🤖 AI Summary
This work addresses the limitation of existing counterfactual explanation methods, which often produce unrealistic or infeasible recommendations due to their failure to explicitly model domain knowledge and intervention constraints. To overcome this, the authors propose the PACE framework, which decouples neural predictive models from symbolic reasoning for the first time. By encoding feasible modification rules—derived from domains such as education and occupation—using Answer Set Programming (ASP), PACE explicitly enforces feasibility during counterfactual generation while preserving immutable attributes. The approach remains model-agnostic yet substantially enhances the plausibility and practical utility of explanations. Experiments on the Adult Income dataset demonstrate that incorporating symbolic constraints effectively balances counterfactual validity with domain feasibility.
📝 Abstract
Counterfactual explanations explain machine learning predictions by identifying minimal input changes that would alter a model's decision. Although many existing methods successfully generate prediction-changing alternatives, they often produce unrealistic or infeasible recommendations due to a lack of explicit mechanisms for incorporating domain knowledge and intervention constraints. Neuro-symbolic AI offers a promising direction by combining data-driven predictive models with symbolic reasoning capable of representing human-understandable rules and feasible actions. This paper presents PACE, a modular neuro-symbolic framework for generating feasibility-aware counterfactual explanations. The framework separates prediction and reasoning into two components: a neural predictive model for classification and a symbolic reasoning layer that enforces domain-specific constraints during counterfactual generation.

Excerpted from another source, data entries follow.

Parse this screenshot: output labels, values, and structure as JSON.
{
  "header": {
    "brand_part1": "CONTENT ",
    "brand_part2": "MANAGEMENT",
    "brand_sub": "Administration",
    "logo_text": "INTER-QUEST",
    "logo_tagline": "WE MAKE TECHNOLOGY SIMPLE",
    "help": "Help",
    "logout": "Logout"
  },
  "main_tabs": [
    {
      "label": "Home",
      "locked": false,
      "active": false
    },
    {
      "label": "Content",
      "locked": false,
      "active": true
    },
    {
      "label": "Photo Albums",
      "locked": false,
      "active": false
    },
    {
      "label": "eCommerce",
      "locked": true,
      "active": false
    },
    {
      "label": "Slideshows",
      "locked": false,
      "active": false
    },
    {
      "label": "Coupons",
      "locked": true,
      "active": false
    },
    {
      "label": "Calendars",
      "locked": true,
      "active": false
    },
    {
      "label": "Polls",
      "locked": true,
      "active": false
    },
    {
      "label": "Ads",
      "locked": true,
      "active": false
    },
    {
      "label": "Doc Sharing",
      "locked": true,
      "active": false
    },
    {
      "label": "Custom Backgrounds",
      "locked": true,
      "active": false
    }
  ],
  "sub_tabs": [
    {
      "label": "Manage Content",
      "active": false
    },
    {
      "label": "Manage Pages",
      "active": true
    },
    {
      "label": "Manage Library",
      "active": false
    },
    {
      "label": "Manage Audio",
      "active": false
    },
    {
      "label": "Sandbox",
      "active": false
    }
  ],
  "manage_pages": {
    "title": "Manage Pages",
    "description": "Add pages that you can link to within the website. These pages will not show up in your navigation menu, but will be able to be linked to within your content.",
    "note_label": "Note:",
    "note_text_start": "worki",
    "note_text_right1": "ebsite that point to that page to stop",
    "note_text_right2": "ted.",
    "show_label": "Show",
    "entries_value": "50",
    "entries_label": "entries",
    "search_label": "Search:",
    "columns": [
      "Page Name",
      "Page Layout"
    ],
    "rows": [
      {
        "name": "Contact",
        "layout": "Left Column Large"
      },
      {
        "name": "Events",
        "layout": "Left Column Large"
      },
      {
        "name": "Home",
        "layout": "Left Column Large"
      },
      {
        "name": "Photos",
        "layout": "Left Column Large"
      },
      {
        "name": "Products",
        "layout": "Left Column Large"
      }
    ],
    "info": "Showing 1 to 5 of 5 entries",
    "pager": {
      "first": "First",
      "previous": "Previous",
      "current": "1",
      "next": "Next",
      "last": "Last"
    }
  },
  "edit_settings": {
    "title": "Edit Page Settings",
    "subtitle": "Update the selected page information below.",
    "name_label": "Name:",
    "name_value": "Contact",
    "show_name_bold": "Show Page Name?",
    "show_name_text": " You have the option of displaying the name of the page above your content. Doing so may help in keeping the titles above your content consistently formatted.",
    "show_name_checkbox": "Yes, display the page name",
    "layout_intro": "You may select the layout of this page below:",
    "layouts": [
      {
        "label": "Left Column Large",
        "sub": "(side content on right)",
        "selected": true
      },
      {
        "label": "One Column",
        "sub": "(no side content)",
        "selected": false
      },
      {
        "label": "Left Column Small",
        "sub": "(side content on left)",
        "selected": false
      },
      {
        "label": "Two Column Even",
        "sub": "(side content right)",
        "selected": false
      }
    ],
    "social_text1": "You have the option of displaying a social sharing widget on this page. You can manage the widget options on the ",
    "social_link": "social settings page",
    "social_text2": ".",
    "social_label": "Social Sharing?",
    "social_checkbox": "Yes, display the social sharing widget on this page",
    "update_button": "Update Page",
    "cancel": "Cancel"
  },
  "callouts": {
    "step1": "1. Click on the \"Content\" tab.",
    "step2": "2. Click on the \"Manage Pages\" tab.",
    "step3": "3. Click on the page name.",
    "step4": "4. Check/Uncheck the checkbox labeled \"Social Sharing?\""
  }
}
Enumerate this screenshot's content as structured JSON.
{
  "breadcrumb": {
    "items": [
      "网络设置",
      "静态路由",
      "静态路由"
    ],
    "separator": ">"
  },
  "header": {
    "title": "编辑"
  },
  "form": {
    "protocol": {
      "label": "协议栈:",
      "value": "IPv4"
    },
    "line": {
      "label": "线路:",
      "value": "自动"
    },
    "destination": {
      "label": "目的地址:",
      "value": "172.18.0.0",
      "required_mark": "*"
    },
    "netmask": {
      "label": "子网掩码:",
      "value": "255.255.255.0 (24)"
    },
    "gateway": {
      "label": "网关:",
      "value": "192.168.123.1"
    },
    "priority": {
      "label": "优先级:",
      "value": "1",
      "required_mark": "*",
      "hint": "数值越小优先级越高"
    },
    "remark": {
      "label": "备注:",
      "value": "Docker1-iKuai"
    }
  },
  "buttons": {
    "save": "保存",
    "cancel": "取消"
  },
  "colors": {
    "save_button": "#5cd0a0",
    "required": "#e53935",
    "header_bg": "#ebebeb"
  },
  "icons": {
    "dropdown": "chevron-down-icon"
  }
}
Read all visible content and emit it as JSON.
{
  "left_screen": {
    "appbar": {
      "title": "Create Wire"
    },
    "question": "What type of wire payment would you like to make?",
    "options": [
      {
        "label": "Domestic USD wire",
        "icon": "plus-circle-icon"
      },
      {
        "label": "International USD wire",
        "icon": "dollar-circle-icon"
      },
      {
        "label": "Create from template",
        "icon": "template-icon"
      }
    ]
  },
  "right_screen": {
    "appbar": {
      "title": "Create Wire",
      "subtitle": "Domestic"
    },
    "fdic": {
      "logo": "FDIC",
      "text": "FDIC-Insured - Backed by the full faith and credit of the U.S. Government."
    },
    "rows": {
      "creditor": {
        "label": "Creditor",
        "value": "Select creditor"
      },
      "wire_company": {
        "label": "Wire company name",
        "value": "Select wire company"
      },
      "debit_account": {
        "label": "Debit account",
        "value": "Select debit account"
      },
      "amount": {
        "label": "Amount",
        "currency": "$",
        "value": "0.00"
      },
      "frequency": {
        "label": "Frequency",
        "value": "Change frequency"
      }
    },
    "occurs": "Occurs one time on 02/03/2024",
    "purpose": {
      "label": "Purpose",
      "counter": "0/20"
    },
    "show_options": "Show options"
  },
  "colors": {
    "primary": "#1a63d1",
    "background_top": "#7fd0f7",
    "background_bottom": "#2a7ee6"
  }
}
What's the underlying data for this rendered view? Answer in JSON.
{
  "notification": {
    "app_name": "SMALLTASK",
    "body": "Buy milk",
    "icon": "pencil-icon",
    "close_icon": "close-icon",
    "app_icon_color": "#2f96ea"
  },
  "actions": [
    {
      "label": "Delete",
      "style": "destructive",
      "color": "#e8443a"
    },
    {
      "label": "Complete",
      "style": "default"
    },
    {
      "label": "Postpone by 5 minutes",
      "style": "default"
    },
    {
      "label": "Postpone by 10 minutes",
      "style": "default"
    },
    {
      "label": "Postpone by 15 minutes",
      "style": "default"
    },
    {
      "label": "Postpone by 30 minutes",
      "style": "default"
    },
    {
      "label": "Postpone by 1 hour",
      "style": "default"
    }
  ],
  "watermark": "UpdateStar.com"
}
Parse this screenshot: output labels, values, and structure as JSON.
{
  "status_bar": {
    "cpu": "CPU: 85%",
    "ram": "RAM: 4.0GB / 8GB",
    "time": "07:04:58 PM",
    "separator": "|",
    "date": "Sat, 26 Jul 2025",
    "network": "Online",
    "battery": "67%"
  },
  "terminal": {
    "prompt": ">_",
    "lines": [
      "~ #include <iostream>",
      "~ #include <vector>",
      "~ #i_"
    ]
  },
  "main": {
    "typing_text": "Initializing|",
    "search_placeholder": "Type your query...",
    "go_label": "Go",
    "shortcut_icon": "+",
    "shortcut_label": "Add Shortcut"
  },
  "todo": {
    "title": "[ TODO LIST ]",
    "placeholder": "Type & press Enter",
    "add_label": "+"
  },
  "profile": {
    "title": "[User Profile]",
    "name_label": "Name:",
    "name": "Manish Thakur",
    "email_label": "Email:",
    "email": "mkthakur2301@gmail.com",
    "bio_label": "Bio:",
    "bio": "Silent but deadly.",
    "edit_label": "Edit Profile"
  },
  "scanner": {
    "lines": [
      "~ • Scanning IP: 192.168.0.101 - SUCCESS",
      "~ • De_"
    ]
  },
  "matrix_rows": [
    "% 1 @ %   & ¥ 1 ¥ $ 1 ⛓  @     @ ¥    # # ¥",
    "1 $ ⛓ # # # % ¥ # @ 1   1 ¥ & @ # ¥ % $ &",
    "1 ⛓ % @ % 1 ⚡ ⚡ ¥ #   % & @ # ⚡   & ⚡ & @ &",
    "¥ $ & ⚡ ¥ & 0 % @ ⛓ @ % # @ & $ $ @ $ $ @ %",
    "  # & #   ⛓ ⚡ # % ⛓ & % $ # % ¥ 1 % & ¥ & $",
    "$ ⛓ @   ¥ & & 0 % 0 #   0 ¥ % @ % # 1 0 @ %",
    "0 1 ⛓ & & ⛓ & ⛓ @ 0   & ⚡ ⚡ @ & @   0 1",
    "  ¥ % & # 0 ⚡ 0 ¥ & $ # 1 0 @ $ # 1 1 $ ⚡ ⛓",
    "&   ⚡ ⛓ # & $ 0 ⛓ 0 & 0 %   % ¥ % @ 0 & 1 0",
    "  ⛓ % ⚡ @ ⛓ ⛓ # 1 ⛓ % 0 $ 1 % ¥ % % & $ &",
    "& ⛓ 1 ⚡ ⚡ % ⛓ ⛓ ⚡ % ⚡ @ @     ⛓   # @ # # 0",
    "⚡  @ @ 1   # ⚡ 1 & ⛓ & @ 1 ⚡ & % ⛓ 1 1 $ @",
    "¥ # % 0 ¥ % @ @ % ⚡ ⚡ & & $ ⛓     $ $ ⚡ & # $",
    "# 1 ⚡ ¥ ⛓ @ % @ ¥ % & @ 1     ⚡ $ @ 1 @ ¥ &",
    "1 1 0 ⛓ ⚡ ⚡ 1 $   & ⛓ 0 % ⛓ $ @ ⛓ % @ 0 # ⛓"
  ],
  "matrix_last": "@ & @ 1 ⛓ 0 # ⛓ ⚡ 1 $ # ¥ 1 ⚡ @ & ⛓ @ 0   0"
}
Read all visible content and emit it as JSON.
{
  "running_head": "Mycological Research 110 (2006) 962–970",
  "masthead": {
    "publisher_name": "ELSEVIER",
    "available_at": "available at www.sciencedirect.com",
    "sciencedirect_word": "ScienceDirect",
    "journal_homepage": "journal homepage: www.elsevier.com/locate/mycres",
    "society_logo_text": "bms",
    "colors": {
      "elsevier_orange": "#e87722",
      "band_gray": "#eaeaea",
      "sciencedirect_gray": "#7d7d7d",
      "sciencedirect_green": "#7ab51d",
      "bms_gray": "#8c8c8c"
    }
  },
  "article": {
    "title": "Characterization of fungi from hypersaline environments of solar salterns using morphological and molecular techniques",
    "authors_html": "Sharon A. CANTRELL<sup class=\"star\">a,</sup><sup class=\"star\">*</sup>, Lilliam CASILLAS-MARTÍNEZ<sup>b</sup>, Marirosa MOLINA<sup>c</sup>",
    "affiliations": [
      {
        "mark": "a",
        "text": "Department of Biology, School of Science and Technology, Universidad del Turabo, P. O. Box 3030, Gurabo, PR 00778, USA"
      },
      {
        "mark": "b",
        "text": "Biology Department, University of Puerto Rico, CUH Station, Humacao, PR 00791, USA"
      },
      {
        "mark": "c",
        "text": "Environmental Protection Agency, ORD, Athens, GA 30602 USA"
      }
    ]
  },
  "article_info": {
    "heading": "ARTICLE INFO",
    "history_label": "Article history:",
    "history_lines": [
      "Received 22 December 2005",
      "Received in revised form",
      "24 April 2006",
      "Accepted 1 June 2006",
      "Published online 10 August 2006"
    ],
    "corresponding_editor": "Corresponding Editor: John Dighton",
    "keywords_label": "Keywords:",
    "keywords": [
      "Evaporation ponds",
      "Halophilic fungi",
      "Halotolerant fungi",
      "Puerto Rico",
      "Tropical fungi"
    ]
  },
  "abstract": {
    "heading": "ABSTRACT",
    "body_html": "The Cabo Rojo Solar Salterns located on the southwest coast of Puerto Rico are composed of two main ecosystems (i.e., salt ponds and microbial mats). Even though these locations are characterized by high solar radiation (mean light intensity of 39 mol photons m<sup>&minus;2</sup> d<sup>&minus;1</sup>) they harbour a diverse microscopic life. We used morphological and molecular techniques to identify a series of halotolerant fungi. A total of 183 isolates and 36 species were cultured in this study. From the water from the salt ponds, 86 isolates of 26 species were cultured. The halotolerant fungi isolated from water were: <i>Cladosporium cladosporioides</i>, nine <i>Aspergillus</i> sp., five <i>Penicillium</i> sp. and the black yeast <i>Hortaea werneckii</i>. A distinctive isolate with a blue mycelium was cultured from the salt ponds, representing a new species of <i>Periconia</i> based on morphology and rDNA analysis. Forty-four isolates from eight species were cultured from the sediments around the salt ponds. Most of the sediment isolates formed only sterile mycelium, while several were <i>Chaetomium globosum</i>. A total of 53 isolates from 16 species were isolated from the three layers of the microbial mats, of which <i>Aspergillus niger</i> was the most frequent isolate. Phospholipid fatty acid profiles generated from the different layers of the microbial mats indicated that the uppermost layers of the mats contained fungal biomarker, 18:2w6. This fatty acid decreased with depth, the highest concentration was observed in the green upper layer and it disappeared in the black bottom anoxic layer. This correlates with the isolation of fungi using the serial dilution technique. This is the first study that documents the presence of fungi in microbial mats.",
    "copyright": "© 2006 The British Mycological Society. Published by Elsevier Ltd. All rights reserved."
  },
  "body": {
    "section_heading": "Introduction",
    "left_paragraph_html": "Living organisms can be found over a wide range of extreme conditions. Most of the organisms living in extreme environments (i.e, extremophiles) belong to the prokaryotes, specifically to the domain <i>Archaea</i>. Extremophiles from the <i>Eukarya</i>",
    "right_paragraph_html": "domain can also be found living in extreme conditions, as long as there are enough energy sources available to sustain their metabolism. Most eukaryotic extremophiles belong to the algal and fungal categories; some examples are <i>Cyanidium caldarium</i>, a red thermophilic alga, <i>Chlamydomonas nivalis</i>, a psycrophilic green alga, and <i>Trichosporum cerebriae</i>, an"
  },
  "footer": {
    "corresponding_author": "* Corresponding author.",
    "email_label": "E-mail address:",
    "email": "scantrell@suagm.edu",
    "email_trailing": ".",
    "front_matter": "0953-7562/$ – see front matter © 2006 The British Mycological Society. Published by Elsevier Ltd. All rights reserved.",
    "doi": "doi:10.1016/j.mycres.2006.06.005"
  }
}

By explicitly modeling feasible interventions, the framework produces explanations consistent with domain knowledge while remaining interpretable and actionable. The approach is model-agnostic and adaptable to domains requiring realistic decision support. A case study is conducted on the Adult Income dataset, combining a multilayer perceptron classifier with Answer Set Programming (ASP) rules encoding feasible modifications to education, occupation, and working hours while preserving immutable attributes. Results highlight the trade-off between counterfactual validity and plausibility and show that symbolic constraints yield explanations that better satisfy domain-specific feasibility requirements, illustrating the potential of neuro-symbolic methods for transparent, feasibility-aware counterfactual explanation in explainable AI.